Nuestro país ha estado sometido a un sistema económico anquilosado, con una industria altamente protegida y una economía, cerrada y estatizada, donde el agro era, en general, el perjudicado, y por ende, el país todo.
Tal fenómeno comenzó, decididamente, en la década de 1940, cuando el Estado alcanzó una dimensión tal que, salvo excepcionales períodos, los derechos y libertades fueron usurpados, más allá de lo políticamente lícito y lo moralmente aceptable. Al decir de Daron Acemoglu y James Robinson, las instituciones inclusivas que “hacen respetar los derechos de propiedad, crean igualdad de oportunidades y fomentan la inversión en habilidades humanas y tecnologías” fueron desapareciendo.
La revolución de 1943 impuso un régimen intervencionista, donde el Estado garantizaba la invulnerabilidad del monopolio. El Instituto Argentino de Promoción del Intercambio (IAPI), que tuvo a su cargo el comercio exterior de la producción agraria y de gran cantidad de productos industriales, es un claro ejemplo del mal que puede ocasionar un determinado monopolio.
La estrategia que comenzó en tal década focalizó su atención en el “vivir con la nuestro” con una política de sustitución de importaciones que, de a poco, fue financiada por la vaca lechera del agro, sin considerar hasta dónde se puede ordeñar.
Durante este siglo, con la acentuación de un estatismo cerril, basado en una fábula hipnótica, no mejoró; de hecho, empeoró al considerar el contexto histórico. El hombre-masa de Ortega y Gasset se ajustó a la dirección del poder: una masa que se deja informar por los medios de comunicación de masas.

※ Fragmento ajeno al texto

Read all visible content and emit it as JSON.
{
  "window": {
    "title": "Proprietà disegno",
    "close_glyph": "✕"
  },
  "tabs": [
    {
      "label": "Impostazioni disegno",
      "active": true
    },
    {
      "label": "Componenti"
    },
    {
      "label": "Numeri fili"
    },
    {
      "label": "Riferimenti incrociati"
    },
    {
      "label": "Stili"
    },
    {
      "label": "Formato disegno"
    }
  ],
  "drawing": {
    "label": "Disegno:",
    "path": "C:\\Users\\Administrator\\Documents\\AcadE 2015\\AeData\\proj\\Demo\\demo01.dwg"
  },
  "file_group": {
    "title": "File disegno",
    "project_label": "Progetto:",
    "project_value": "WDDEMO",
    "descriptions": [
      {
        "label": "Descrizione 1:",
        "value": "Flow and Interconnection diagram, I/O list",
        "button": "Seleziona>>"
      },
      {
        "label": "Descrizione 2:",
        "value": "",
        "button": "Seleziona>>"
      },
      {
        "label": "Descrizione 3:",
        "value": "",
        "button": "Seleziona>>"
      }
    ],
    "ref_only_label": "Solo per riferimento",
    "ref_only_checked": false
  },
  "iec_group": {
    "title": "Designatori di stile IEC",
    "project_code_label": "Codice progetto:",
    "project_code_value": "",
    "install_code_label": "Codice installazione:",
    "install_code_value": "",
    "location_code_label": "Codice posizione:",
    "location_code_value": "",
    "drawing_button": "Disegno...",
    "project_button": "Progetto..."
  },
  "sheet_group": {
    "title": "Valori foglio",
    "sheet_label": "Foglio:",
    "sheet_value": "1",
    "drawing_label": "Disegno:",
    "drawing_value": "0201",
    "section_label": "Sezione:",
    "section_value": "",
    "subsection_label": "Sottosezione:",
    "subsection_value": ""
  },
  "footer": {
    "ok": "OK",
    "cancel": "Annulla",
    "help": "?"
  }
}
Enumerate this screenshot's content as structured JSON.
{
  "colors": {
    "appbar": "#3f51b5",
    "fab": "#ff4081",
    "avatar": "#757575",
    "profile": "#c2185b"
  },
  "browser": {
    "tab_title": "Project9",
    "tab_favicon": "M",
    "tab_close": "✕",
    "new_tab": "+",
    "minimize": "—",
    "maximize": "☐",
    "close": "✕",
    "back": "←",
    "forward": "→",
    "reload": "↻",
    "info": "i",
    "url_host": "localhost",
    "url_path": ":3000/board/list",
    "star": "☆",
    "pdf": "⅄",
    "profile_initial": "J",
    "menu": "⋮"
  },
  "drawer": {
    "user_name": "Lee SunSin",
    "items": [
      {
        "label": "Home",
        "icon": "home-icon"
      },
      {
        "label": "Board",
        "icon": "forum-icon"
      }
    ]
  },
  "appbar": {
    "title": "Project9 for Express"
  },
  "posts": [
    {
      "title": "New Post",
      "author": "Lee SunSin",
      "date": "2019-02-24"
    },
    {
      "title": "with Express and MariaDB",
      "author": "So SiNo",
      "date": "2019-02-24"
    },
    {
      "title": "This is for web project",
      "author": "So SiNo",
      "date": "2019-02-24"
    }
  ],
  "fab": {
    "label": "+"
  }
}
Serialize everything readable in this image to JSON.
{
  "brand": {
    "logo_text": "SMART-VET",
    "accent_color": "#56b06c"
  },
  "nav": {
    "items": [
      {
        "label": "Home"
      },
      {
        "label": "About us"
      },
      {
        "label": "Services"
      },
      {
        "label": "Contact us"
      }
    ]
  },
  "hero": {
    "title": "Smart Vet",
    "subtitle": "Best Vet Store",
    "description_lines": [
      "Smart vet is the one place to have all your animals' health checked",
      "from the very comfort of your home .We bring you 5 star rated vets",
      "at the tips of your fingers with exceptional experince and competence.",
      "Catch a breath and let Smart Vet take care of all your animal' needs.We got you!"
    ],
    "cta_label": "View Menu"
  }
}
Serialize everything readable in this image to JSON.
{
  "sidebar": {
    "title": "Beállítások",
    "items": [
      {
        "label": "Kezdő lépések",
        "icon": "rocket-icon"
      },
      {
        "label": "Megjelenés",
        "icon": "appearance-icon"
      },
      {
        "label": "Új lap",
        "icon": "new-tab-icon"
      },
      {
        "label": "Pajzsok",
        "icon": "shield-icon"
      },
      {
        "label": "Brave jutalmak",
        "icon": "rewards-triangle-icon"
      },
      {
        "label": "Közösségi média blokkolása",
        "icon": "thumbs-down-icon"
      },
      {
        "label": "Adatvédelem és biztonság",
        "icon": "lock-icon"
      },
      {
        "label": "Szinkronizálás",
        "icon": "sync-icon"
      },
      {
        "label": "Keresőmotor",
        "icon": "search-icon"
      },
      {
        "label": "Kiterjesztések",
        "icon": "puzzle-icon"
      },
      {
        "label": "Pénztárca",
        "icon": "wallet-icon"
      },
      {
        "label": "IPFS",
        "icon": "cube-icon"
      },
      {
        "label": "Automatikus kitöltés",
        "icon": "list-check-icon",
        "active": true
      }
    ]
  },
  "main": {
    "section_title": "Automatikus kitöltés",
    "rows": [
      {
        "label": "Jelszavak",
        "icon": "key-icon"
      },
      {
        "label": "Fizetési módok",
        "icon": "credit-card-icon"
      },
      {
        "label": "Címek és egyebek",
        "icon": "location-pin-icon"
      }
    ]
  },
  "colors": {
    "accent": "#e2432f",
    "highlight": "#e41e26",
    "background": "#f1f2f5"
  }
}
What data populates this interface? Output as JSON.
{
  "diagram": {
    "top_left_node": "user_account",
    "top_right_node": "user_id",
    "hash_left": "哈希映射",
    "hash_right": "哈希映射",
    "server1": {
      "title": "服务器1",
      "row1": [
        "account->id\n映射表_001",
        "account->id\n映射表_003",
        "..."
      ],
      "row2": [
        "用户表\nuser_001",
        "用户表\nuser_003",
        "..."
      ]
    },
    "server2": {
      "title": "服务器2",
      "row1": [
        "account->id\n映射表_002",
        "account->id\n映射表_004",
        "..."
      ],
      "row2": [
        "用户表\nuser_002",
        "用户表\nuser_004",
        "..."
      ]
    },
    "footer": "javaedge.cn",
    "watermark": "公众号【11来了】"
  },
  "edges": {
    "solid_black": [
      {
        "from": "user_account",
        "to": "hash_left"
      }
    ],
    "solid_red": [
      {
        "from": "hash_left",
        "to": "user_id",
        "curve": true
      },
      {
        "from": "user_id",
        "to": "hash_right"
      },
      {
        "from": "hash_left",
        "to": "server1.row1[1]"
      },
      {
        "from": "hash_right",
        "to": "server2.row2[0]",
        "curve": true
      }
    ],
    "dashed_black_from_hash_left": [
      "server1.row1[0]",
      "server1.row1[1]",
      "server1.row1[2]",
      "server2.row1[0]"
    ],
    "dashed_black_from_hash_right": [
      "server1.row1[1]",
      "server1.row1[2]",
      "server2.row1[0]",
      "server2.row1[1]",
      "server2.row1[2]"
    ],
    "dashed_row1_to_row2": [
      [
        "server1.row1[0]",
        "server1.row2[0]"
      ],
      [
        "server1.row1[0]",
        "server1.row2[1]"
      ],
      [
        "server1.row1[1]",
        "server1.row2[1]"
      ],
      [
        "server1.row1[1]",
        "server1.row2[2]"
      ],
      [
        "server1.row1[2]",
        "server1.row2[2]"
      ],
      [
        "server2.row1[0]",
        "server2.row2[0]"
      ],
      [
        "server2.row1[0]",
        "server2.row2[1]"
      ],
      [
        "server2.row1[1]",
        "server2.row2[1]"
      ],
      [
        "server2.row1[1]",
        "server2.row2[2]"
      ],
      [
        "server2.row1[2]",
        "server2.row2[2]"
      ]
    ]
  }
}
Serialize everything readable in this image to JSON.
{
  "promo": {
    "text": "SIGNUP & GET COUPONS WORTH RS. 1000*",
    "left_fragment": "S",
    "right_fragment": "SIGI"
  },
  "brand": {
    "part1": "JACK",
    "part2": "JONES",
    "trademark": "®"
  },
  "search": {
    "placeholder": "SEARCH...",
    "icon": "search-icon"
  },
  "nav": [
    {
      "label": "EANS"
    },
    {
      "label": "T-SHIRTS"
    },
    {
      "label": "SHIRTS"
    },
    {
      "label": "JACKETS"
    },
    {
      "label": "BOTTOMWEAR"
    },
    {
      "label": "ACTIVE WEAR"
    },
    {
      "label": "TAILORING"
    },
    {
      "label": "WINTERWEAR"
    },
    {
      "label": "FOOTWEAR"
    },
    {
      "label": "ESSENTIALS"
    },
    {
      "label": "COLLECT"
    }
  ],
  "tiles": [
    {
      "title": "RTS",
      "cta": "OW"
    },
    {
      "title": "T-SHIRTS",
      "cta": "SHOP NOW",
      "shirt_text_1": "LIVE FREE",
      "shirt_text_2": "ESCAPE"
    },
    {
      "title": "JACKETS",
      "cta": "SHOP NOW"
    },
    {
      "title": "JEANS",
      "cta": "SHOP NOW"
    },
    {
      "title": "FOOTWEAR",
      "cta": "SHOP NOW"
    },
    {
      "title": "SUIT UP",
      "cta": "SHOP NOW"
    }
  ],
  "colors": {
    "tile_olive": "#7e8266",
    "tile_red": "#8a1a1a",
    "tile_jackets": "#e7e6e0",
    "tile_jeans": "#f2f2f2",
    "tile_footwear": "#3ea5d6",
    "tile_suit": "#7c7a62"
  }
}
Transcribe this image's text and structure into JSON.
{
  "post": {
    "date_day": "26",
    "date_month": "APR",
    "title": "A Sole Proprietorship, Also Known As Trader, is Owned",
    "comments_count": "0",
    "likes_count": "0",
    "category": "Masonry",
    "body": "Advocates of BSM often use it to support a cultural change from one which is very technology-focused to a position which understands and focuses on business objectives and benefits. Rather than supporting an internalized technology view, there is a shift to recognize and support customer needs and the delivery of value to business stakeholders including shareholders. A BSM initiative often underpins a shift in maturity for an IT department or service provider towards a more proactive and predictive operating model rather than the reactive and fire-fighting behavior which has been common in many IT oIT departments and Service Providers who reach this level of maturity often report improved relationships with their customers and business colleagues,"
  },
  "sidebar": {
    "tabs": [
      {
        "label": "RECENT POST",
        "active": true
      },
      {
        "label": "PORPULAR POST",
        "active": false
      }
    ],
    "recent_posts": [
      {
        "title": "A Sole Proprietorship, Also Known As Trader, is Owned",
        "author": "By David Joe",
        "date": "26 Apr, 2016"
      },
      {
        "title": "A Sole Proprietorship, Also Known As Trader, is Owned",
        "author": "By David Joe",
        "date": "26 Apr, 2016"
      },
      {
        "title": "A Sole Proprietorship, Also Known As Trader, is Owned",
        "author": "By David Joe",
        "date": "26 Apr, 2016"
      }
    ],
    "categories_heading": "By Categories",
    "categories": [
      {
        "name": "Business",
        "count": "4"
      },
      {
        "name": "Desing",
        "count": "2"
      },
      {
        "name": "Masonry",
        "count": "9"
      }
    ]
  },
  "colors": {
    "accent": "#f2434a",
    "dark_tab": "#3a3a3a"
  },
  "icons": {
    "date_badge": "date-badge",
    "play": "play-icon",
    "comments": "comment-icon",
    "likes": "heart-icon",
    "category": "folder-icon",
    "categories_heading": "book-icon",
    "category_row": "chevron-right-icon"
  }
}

A partir de diciembre pasado, se planteó un cambio radical que, obviamente, encuentra obstáculos y temores por doquier. Es el hartazgo, la piedra angular del cambio. Y la sociedad contempla cómo desde las altas esferas se debate sobre la necesidad de reducir el Estado para abrir más espacio a los privados.
¿Hasta dónde la actividad debe estar en manos del Estado? El meollo está en el carácter monopólico del Estado y ahí se encuentra la respuesta: más que a cuánto Estado, debe centrarse en la competitividad y la transparencia.
Todo gobierno ejerce la administración transitoria del Estado, compuesto por personas de carne y hueso. Como los seres humanos tienen diversas ambiciones, ellos tienden a generar campos de acción de propiedad exclusiva, propensos a crear monopolios que se asientan en el Estado. Las instituciones limitan los excesos.
El monopolio de la fuerza lleva al gobierno de turno a emprender actividades que nada tienen que ver con su labor esencial que es, fundamentalmente, la justicia y la seguridad. Volver a las instituciones inclusivas y, no solo eso, generar nuevas es la llave para restringir la acción del Estado a lo imprescindible.
Las personas, las familias y las asociaciones libres tienen, ahora, que asumir las responsabilidades que fueron cediendo a las burocracias y al Estado. El campo tiene, en tal sentido, un desafío que no puede relegar.